Judges: Barnes, Hamlin, Solomon
Filed Date: 12/13/1962
Status: Precedential
Modified Date: 11/4/2024
314 F.2d 98
UNITED STATES of America, Appellant,
v.
Thomas O. HUNSUCKER and Eva Newman Hunsucker, Appellees.
No. 17663.
United States Court of Appeals Ninth Circuit.
Dec. 13, 1962.
Joseph D. Guilfoyle, Asst. Atty. Gen., Alan S. Rosenthal and Kathryn H. Baldwin, Attys., Dept. of Justice, Washington, D.C., and Francis C. Whelan, U.S. Atty., Los Angeles, Cal., for appellant.
Durley, Todd, Cearnal & Marshall, Oxnard, Cal., and Irl Davis Brett, Pasadena, Cal., for appellees.
Before BARNES and HAMLIN, Circuit Judges, and SOLOMON, District Judge.
HAMLIN, Circuit Judge.
This is an appeal from a judgment of the United States District Court for the Southern District of California, awarding Thomas and Eva Hunsucker, Appellees, $119,000 for damages to their farm lands lying adjacent to Oxnard Air Force Base, California. The action was brought by appellees under the Federal Tort Claims Act, 28 U.S.C. 1346(b), 2671 et seq. Jurisdiction is conferred on this court under the provisions of 28 U.S.C. 1291.
The district court made the following findings in favor of appellees:
'V. In connection with its operation of said Oxnard Air Force Base, defendant, through its authorized agents, negligently diverted waters from the Las Posas Hills into a channel which was prepared and maintained within said Air Force Base and collected said waters and diverted the same so as to increase their velocity and to discharge the same upon plaintiff's lands, and thereby caused and continued to threaten to cause severe flood damage thereto.
'VI. In connection with the installation and operation of sewage facilities on the said Oxnard Air Force Base, defendant, through its authorized agents, negligently constructed and maintained two (2) oxidation ponds in such manner as to cause sewage effluent to flow under plaintiff's lands and to raise the water table under such lands until it brought salts close to the surface of plaintiff's property, and thereby caused severe damage to crops and to the value of said lands. That such activities were continuous and continuing from 1952 until May 26, 1958.'
The court further found that as a direct and proximate result of these acts, appellees' property was damaged in the amount of $119,000. Appellant contends that these findings were clearly erroneous and that in addition the district court erred in failing to hold that appellees' cause of action was precluded by the 'discretionary function' exception in the Federal Tort Claims Act, 28 U.S.C. 2680(a).

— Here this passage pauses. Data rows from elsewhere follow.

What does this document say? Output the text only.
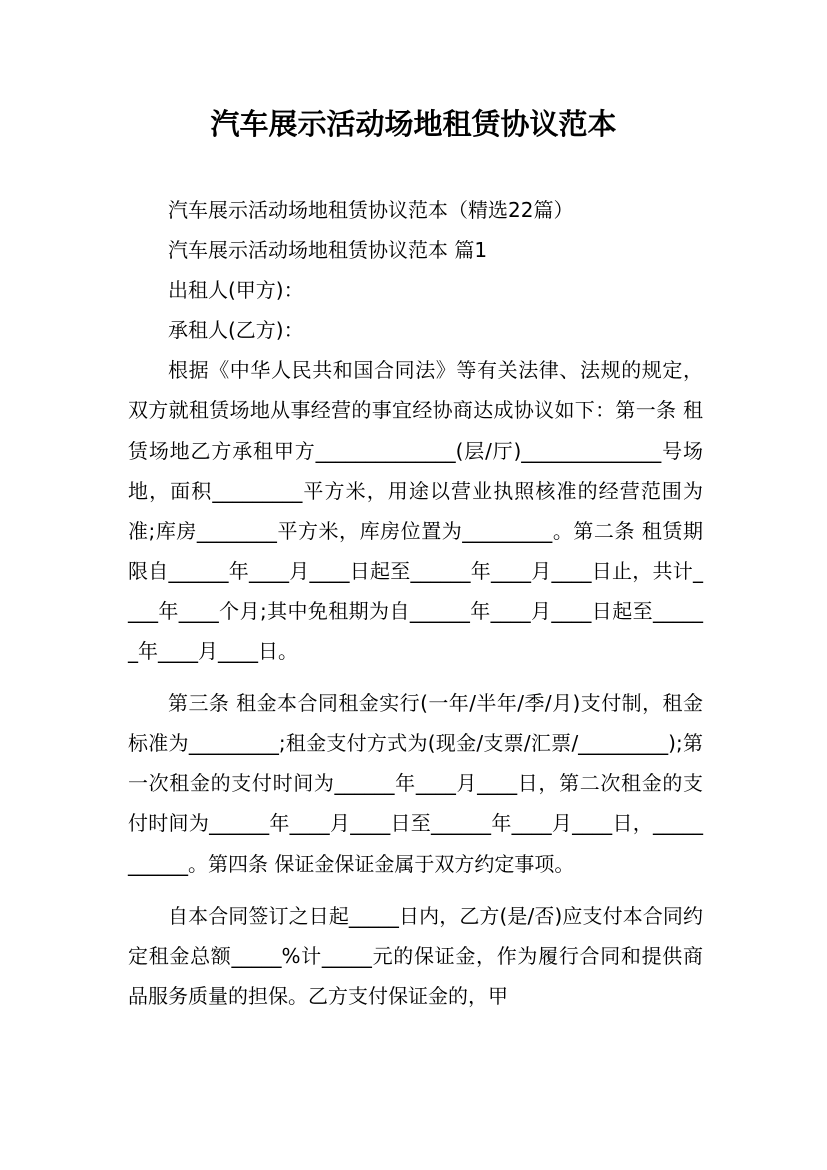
汽车展示活动场地租赁协议范本

汽车展示活动场地租赁协议范本（精选22篇）

汽车展示活动场地租赁协议范本 篇1

出租人(甲方)：

承租人(乙方)：

根据《中华人民共和国合同法》等有关法律、法规的规定，双方就租赁场地从事经营的事宜经协商达成协议如下：第一条 租赁场地乙方承租甲方______________(层/厅)______________号场地，面积_________平方米，用途以营业执照核准的经营范围为准;库房________平方米，库房位置为_________。第二条 租赁期限自______年____月____日起至______年____月____日止，共计____年____个月;其中免租期为自______年____月____日起至______年____月____日。

第三条 租金本合同租金实行(一年/半年/季/月)支付制，租金标准为_________;租金支付方式为(现金/支票/汇票/_________);第一次租金的支付时间为______年____月____日，第二次租金的支付时间为______年____月____日至______年____月____日，___________。第四条 保证金保证金属于双方约定事项。

自本合同签订之日起_____日内，乙方(是/否)应支付本合同约定租金总额_____%计_____元的保证金，作为履行合同和提供商品服务质量的担保。乙方支付保证金的，甲
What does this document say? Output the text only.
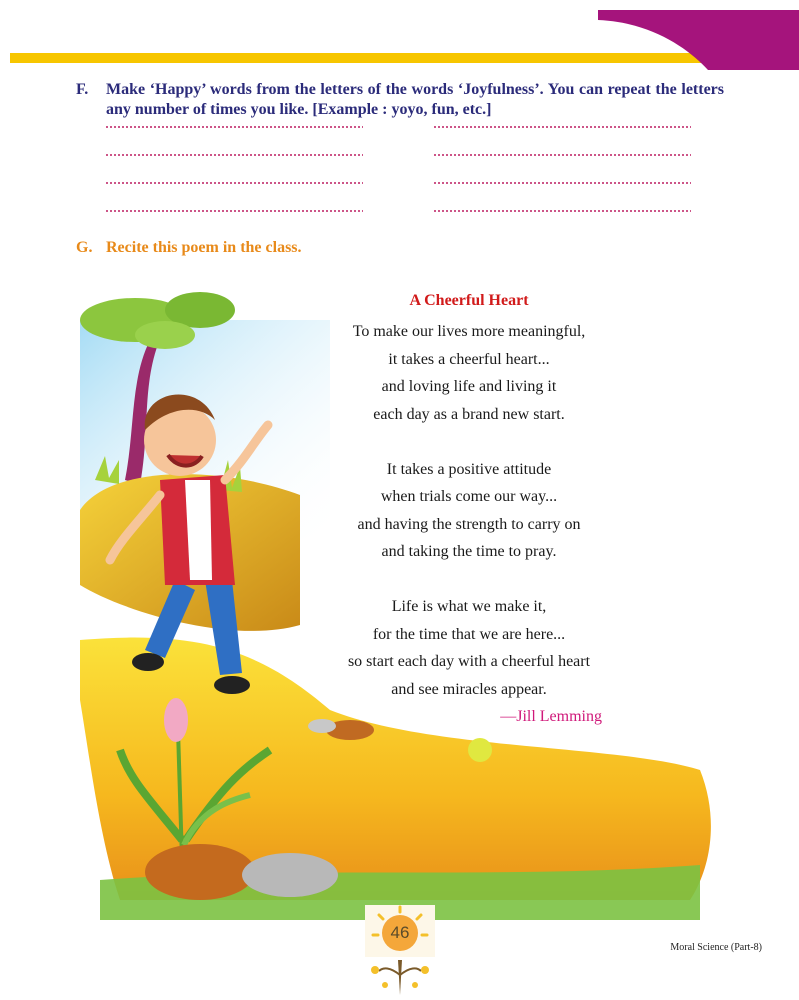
F. Make ‘Happy’ words from the letters of the words ‘Joyfulness’. You can repeat the letters any number of times you like. [Example : yoyo, fun, etc.]
G. Recite this poem in the class.
A Cheerful Heart
To make our lives more meaningful,
it takes a cheerful heart...
and loving life and living it
each day as a brand new start.
It takes a positive attitude
when trials come our way...
and having the strength to carry on
and taking the time to pray.
Life is what we make it,
for the time that we are here...
so start each day with a cheerful heart
and see miracles appear.
—Jill Lemming
46
Moral Science (Part-8)
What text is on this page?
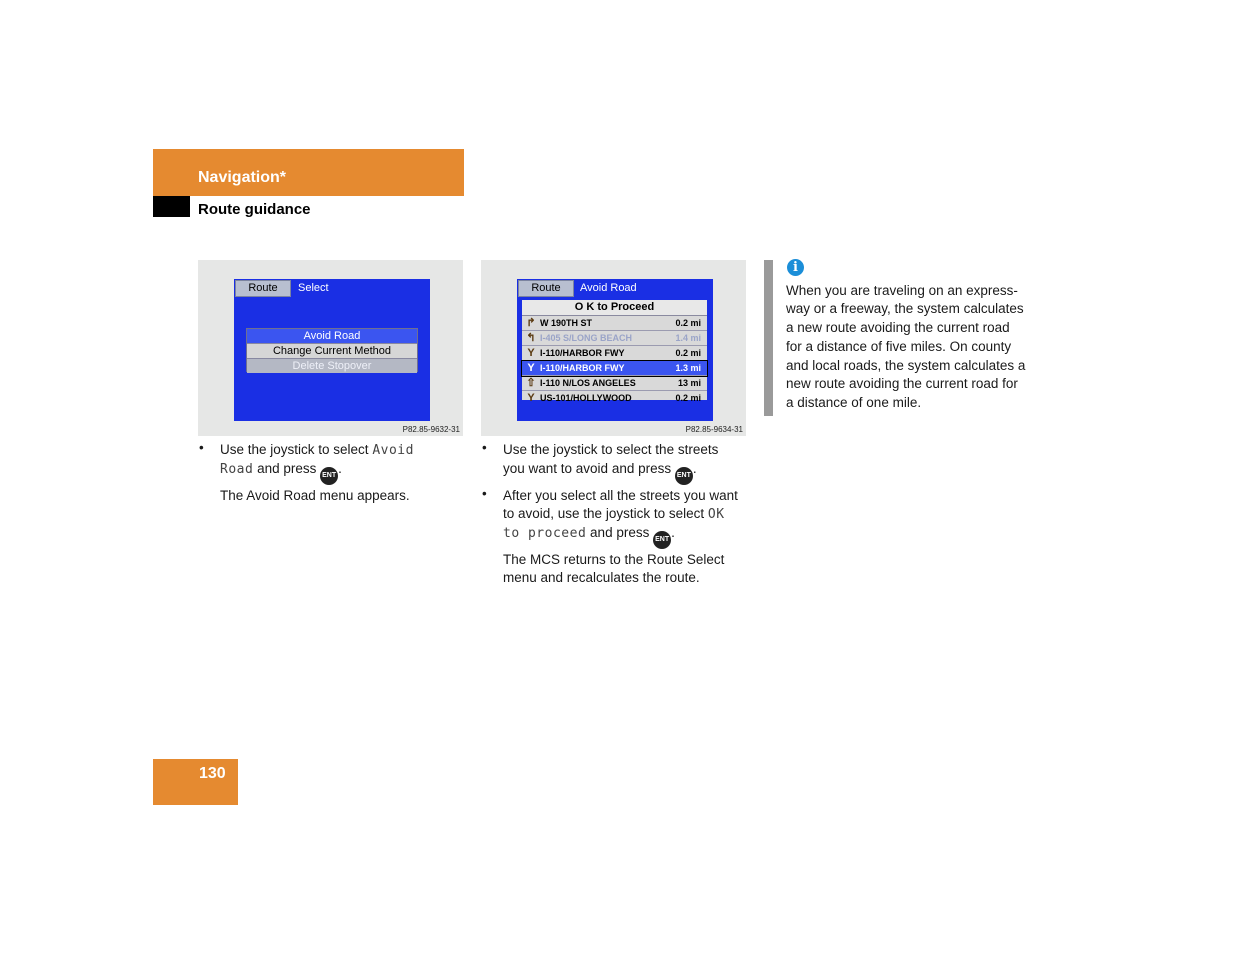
Navigation*
Route guidance
P82.85-9632-31
Route	Select
Avoid Road
Change Current Method
Delete Stopover
P82.85-9634-31
Route	Avoid Road
O K to Proceed
↱ W 190TH ST	0.2 mi
↰ I-405 S/LONG BEACH	1.4 mi
Y I-110/HARBOR FWY	0.2 mi
Y I-110/HARBOR FWY	1.3 mi
⇧ I-110 N/LOS ANGELES	13 mi
Y US-101/HOLLYWOOD	0.2 mi
• Use the joystick to select Avoid
Road and press ENT .
The Avoid Road menu appears.
• Use the joystick to select the streets
you want to avoid and press ENT .
• After you select all the streets you want
to avoid, use the joystick to select OK
to proceed and press ENT .
The MCS returns to the Route Select
menu and recalculates the route.
i
When you are traveling on an express-
way or a freeway, the system calculates
a new route avoiding the current road
for a distance of five miles. On county
and local roads, the system calculates a
new route avoiding the current road for
a distance of one mile.
130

The United States maintained an air force base during World War II near Oxnard in Ventura County, California. In 1950 air force officers inspected the base with a view toward its reactivation for use during the Korean conflict. Under date of January 31, 1951, Job No. Oxnard AFB-A51-1A was issued by the Army Chief of Engineers to the Division Engineer in San Francisco authorizing, among other things, extension and strengthening of the runway, construction of taxiway and apron, and design and construction of utilities.
Immediately adjacent to Oxnard Air Force Base was farm land owned by appellees. Through this land and west of the base was a north-south road known as Wood Road. In 1951 the government in connection with its reactivation of the air base acquired by condemnation 130 acres of appellees' land to the west of this road. Appellees retained ownership of 209.25 acres lying west of Wood Road and to the south of the land which had been condemned. The acreage that was retained by appellees has the lowest elevation in the area and is the subject of the instant action.
Prior to reactivation of the air base, a drainage ditch had carried water in a southerly direction along Wood Road. The extension of the runway, however, cut off a portion of Wood Road and its drainage ditch. To take care of flood waters which had flowed down the ditch along that portion of Wood Road that was cut off, the government constructed two 33-inch conduits under the runway to carry the waters southward to a point where they again flowed into the ditch; the conduits were designed to carry the exact capacity which the ditch had formerly carried. In addition, the government constructed a drainage ditch (approximately two miles long) running easterly and westerly along the north side of the base. Near the west end of this ditch, there was a riprap barrier designed to divert water from the ditch into the two 33-inch conduits.
Pursuant to an agreement with Ventura County, Flood waters from the Las Posas Hills (northeast of the air base) were diverted into the newly constructed drainage ditch where together with other waters in the ditch they were carried westerly to the riprap barrier. There the waters were partially diverted into the conduits and any waters in excess of the capacity of the conduits flowed westerly and southerly onto appellees' land. A witness for appellees testified that before this diversion flood waters from the Las Psoas Hills had not flowed onto appellees' land. The witness further testified:
A. '* * * When there was more water than there would be carried in these three pipes (indicating), it continued to the western boundary of the air strip and all of it was spilled at one time onto the Wood Ranch.
Q. 'On what?
A. 'On the Hunsucker property, we call it, at the-- around the west end of the flight strip.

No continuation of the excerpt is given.